Prompt: Outlier

garfield outlier

Love or hate the cartoon character Garfield, you have to love the outlier locust in the above strip.

How many people do you know who “outlie” in this way? The word “outlier” technically means separate from the pack, but the word “lie” has multiple meanings.

I love language. As a word nerd, I find stuff like this interesting.

Though I did disappoint myself with this prompt post, because “outlier” elicits ideas so sci-fi, so fantastical, so outside the box. But it is the end of a tough week, I ate too much Friday pizza, and feel drowsy.

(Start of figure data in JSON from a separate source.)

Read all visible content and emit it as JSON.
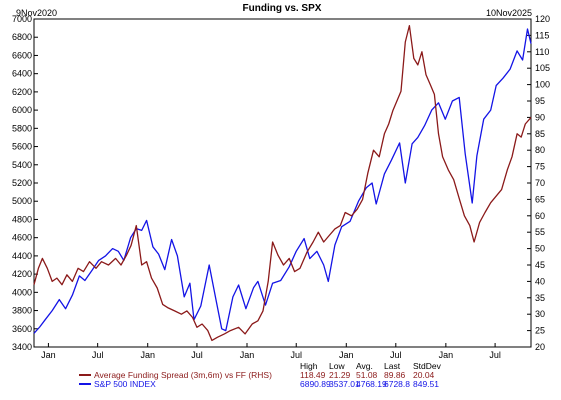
{
  "chart_data": {
    "type": "line",
    "title": "Funding vs. SPX",
    "start_marker": "9Nov2020",
    "end_marker": "10Nov2025",
    "x_tick_labels": [
      "Jan",
      "Jul",
      "Jan",
      "Jul",
      "Jan",
      "Jul",
      "Jan",
      "Jul",
      "Jan",
      "Jul"
    ],
    "x_tick_dates": [
      "2021-01-01",
      "2021-07-01",
      "2022-01-01",
      "2022-07-01",
      "2023-01-01",
      "2023-07-01",
      "2024-01-01",
      "2024-07-01",
      "2025-01-01",
      "2025-07-01"
    ],
    "x_range": [
      "2020-11-09",
      "2025-11-10"
    ],
    "y_left": {
      "min": 3400,
      "max": 7000,
      "ticks": [
        "3400",
        "3600",
        "3800",
        "4000",
        "4200",
        "4400",
        "4600",
        "4800",
        "5000",
        "5200",
        "5400",
        "5600",
        "5800",
        "6000",
        "6200",
        "6400",
        "6600",
        "6800",
        "7000"
      ]
    },
    "y_right": {
      "min": 20,
      "max": 120,
      "ticks": [
        "20",
        "25",
        "30",
        "35",
        "40",
        "45",
        "50",
        "55",
        "60",
        "65",
        "70",
        "75",
        "80",
        "85",
        "90",
        "95",
        "100",
        "105",
        "110",
        "115",
        "120"
      ]
    },
    "grid": false,
    "legend_position": "bottom-left",
    "stat_headers": [
      "High",
      "Low",
      "Avg.",
      "Last",
      "StdDev"
    ],
    "series": [
      {
        "name": "Average Funding Spread (3m,6m) vs FF (RHS)",
        "axis": "right",
        "color": "#8b1a1a",
        "stats": [
          "118.49",
          "21.29",
          "51.08",
          "89.86",
          "20.04"
        ],
        "points": [
          [
            "2020-11-09",
            39
          ],
          [
            "2020-11-25",
            44
          ],
          [
            "2020-12-10",
            47
          ],
          [
            "2020-12-28",
            44
          ],
          [
            "2021-01-15",
            40
          ],
          [
            "2021-02-01",
            41
          ],
          [
            "2021-02-20",
            39
          ],
          [
            "2021-03-10",
            42
          ],
          [
            "2021-03-30",
            40
          ],
          [
            "2021-04-20",
            44
          ],
          [
            "2021-05-10",
            43
          ],
          [
            "2021-06-01",
            46
          ],
          [
            "2021-06-25",
            44
          ],
          [
            "2021-07-15",
            46
          ],
          [
            "2021-08-10",
            45
          ],
          [
            "2021-09-05",
            47
          ],
          [
            "2021-09-25",
            45
          ],
          [
            "2021-10-15",
            48
          ],
          [
            "2021-11-01",
            51
          ],
          [
            "2021-11-20",
            57
          ],
          [
            "2021-12-10",
            45
          ],
          [
            "2021-12-28",
            46
          ],
          [
            "2022-01-15",
            41
          ],
          [
            "2022-02-05",
            38
          ],
          [
            "2022-02-25",
            33
          ],
          [
            "2022-03-15",
            32
          ],
          [
            "2022-04-10",
            31
          ],
          [
            "2022-05-05",
            30
          ],
          [
            "2022-05-25",
            31
          ],
          [
            "2022-06-15",
            29
          ],
          [
            "2022-07-01",
            26
          ],
          [
            "2022-07-20",
            27
          ],
          [
            "2022-08-10",
            25
          ],
          [
            "2022-08-25",
            22
          ],
          [
            "2022-09-15",
            23
          ],
          [
            "2022-10-10",
            24
          ],
          [
            "2022-11-01",
            25
          ],
          [
            "2022-12-01",
            26
          ],
          [
            "2022-12-25",
            24
          ],
          [
            "2023-01-20",
            27
          ],
          [
            "2023-02-10",
            28
          ],
          [
            "2023-03-01",
            31
          ],
          [
            "2023-03-20",
            40
          ],
          [
            "2023-04-05",
            52
          ],
          [
            "2023-04-25",
            48
          ],
          [
            "2023-05-15",
            45
          ],
          [
            "2023-06-05",
            47
          ],
          [
            "2023-06-25",
            43
          ],
          [
            "2023-07-15",
            44
          ],
          [
            "2023-08-10",
            49
          ],
          [
            "2023-09-01",
            52
          ],
          [
            "2023-09-20",
            55
          ],
          [
            "2023-10-10",
            52
          ],
          [
            "2023-10-30",
            54
          ],
          [
            "2023-11-20",
            56
          ],
          [
            "2023-12-10",
            57
          ],
          [
            "2023-12-28",
            61
          ],
          [
            "2024-01-20",
            60
          ],
          [
            "2024-02-10",
            62
          ],
          [
            "2024-03-01",
            65
          ],
          [
            "2024-03-20",
            73
          ],
          [
            "2024-04-10",
            80
          ],
          [
            "2024-05-01",
            78
          ],
          [
            "2024-05-20",
            85
          ],
          [
            "2024-06-05",
            88
          ],
          [
            "2024-06-20",
            92
          ],
          [
            "2024-07-05",
            95
          ],
          [
            "2024-07-20",
            98
          ],
          [
            "2024-08-05",
            113
          ],
          [
            "2024-08-20",
            118
          ],
          [
            "2024-09-05",
            108
          ],
          [
            "2024-09-20",
            106
          ],
          [
            "2024-10-05",
            110
          ],
          [
            "2024-10-20",
            103
          ],
          [
            "2024-11-05",
            100
          ],
          [
            "2024-11-20",
            97
          ],
          [
            "2024-12-05",
            85
          ],
          [
            "2024-12-20",
            78
          ],
          [
            "2025-01-10",
            74
          ],
          [
            "2025-01-30",
            71
          ],
          [
            "2025-02-20",
            65
          ],
          [
            "2025-03-10",
            60
          ],
          [
            "2025-03-30",
            57
          ],
          [
            "2025-04-15",
            52
          ],
          [
            "2025-05-05",
            58
          ],
          [
            "2025-05-25",
            61
          ],
          [
            "2025-06-15",
            64
          ],
          [
            "2025-07-05",
            66
          ],
          [
            "2025-07-25",
            68
          ],
          [
            "2025-08-15",
            74
          ],
          [
            "2025-09-01",
            78
          ],
          [
            "2025-09-20",
            85
          ],
          [
            "2025-10-05",
            84
          ],
          [
            "2025-10-20",
            88
          ],
          [
            "2025-11-10",
            90
          ]
        ]
      },
      {
        "name": "S&P 500 INDEX",
        "axis": "left",
        "color": "#1414e6",
        "stats": [
          "6890.89",
          "3537.01",
          "4768.19",
          "6728.8",
          "849.51"
        ],
        "points": [
          [
            "2020-11-09",
            3550
          ],
          [
            "2020-11-30",
            3620
          ],
          [
            "2020-12-20",
            3700
          ],
          [
            "2021-01-15",
            3800
          ],
          [
            "2021-02-10",
            3920
          ],
          [
            "2021-03-05",
            3820
          ],
          [
            "2021-03-30",
            3970
          ],
          [
            "2021-04-25",
            4180
          ],
          [
            "2021-05-15",
            4130
          ],
          [
            "2021-06-10",
            4240
          ],
          [
            "2021-07-05",
            4350
          ],
          [
            "2021-07-30",
            4400
          ],
          [
            "2021-08-25",
            4480
          ],
          [
            "2021-09-15",
            4450
          ],
          [
            "2021-10-05",
            4350
          ],
          [
            "2021-10-30",
            4600
          ],
          [
            "2021-11-20",
            4700
          ],
          [
            "2021-12-10",
            4680
          ],
          [
            "2021-12-28",
            4790
          ],
          [
            "2022-01-20",
            4500
          ],
          [
            "2022-02-10",
            4420
          ],
          [
            "2022-03-05",
            4250
          ],
          [
            "2022-03-30",
            4580
          ],
          [
            "2022-04-20",
            4400
          ],
          [
            "2022-05-15",
            3950
          ],
          [
            "2022-06-05",
            4100
          ],
          [
            "2022-06-20",
            3700
          ],
          [
            "2022-07-15",
            3850
          ],
          [
            "2022-08-15",
            4300
          ],
          [
            "2022-09-10",
            3900
          ],
          [
            "2022-09-30",
            3600
          ],
          [
            "2022-10-15",
            3580
          ],
          [
            "2022-11-10",
            3950
          ],
          [
            "2022-12-01",
            4080
          ],
          [
            "2022-12-28",
            3820
          ],
          [
            "2023-01-25",
            4050
          ],
          [
            "2023-02-10",
            4120
          ],
          [
            "2023-03-10",
            3860
          ],
          [
            "2023-04-05",
            4100
          ],
          [
            "2023-05-05",
            4130
          ],
          [
            "2023-06-05",
            4280
          ],
          [
            "2023-07-01",
            4450
          ],
          [
            "2023-07-30",
            4590
          ],
          [
            "2023-08-20",
            4370
          ],
          [
            "2023-09-15",
            4450
          ],
          [
            "2023-10-10",
            4300
          ],
          [
            "2023-10-27",
            4120
          ],
          [
            "2023-11-20",
            4520
          ],
          [
            "2023-12-15",
            4720
          ],
          [
            "2024-01-15",
            4780
          ],
          [
            "2024-02-15",
            5000
          ],
          [
            "2024-03-15",
            5150
          ],
          [
            "2024-04-05",
            5200
          ],
          [
            "2024-04-20",
            4970
          ],
          [
            "2024-05-20",
            5300
          ],
          [
            "2024-06-15",
            5450
          ],
          [
            "2024-07-15",
            5640
          ],
          [
            "2024-08-05",
            5200
          ],
          [
            "2024-08-30",
            5630
          ],
          [
            "2024-09-20",
            5700
          ],
          [
            "2024-10-15",
            5830
          ],
          [
            "2024-11-10",
            6000
          ],
          [
            "2024-12-05",
            6080
          ],
          [
            "2024-12-30",
            5900
          ],
          [
            "2025-01-25",
            6100
          ],
          [
            "2025-02-19",
            6140
          ],
          [
            "2025-03-13",
            5520
          ],
          [
            "2025-04-08",
            4980
          ],
          [
            "2025-04-25",
            5500
          ],
          [
            "2025-05-20",
            5900
          ],
          [
            "2025-06-15",
            6000
          ],
          [
            "2025-07-05",
            6270
          ],
          [
            "2025-07-30",
            6350
          ],
          [
            "2025-08-25",
            6450
          ],
          [
            "2025-09-20",
            6650
          ],
          [
            "2025-10-10",
            6550
          ],
          [
            "2025-10-28",
            6890
          ],
          [
            "2025-11-10",
            6730
          ]
        ]
      }
    ]
  }
}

I might have to go outlie down.


100 Miles

Prompt: Arid


The sky is the same color as the sand, a luminous Photoshop-layered, grainy, noisy, soft-focused, glowing, diffused, warm, creamy, grey-and-yellow. There is no safe horizon to guide me on my journey, no compass, only the feel of unreliable sand beneath my feet and the sure knowledge that I must move, or die. I am halfway there. I smell my own stale, dry, hot, recycled breath through the scarf wrapped like bandages around my nose and mouth. Move, or die. Finally, finally, I am there. I have travelled the 100 miles. I have travelled the 100 words.

  • From a 100 words challenge

I Float

Prompt: Float


“Describe yourself in ten words or less.”

That was a silly assignment, but the seven words I came up with still resonate:

I float, I vote, I don’t smoke.


I’m not sure why such random-sounding words remain such an accurate summary in so many ways. I do vote (very opinionated, I am), I did quit smoking (that was crazy, believe me), and I do float through life (much to my own dismay).


What are your words?

A Lonely Word

Prompt: Bespoke


Bespoke is a word that sounds archaic and stands out like a daisy in a coal mine, in modern English. It is one of those words whose definition I don’t entirely trust. “A bespoke tailor” is often an example of the word usage in a phrase. Who the heck has a tailor? It must be a lonely word: I have no place for it in my vocabulary, and you probably don’t, either.

In tribute to a word old before its time, which is how I feel some mornings, here is a list of historical examples of bespoke, used where it fits in beautifully, which is in a long ago past (per Dictionary.com):

The man’s facetiousness interested me; it bespoke his nerve.

  • On a Donkey’s Hurricane Deck,  R. Pitcher Woodward

“Here it ends then,” said he, one day at the council-table, rising as bespoke.

  • The Hour and the Man, Harriet Martineau

At noon to the ‘Change a little, and there bespoke some maps to hang in my new roome (my boy’s roome) which will be very-pretty.

  • Diary of Samuel Pepys, Samuel Pepys

They flexed their compelling muscles before her and bespoke her for the dance.

  • The Four Million, O. Henry

The Struggle is Real

Prompt: Struggle

Struggle is real

A few years ago this phrase was co-opted to make fun of “first world problems”; per the Urban Dictionary:

Tom: I had to walk to class today because my bike got a flat tire.
Adam: Must’ve been real hard, man.
Tom: Yeah. The struggle is real.

The phrase originated in the biblical Genesis. Jacob was fleeing from his father-in-law because of wrongs he had committed. In the dark, exhausted and alone, Jacob has the fight of his life with an angelic stranger. They wrestle until daybreak, at which point the stranger inflicts upon Jacob a blow that disables him for the rest of his life. For Jacob, The Struggle Is Real. Christians believe Jacob’s wrestling with God that dark night reminds us of this Christian truth:  As believers in Christ, we may well struggle with Him through the loneliness of night, but by daybreak His blessing will come.

But when I saw this little poster, with those words, I didn’t know about the first world meme, or Jacob and his struggles. I thought about how much we minimize or even dismiss the very real struggles of people who are not like us. Perhaps we don’t do this deliberately, but we do it nonetheless, because it is uncomfortable, unpleasant, and disconcerting to recognize the struggle of, say, women who work to have a voice and to be safe among men, or people who work hard yet still battle poverty and ill-health, or families in distant places who are caught up in bloody conflict not of their making, or the often dangerous discrimination that gay people deal with daily, not just in fundamentalist communities but in homes, schools, and workplaces.

These struggles are not conceptual or imaginary. They are not just editorial articles of passing interest, or injustices to be filed away in a tidy corner of our mind, or something we push away because we feel it is out of our control. Maybe, like the biblical Jacob, we can wrestle through the night, our selfish impulses vs a life of actual good works, and let the good win.

We are capable of understanding and taking action, because the struggle is real.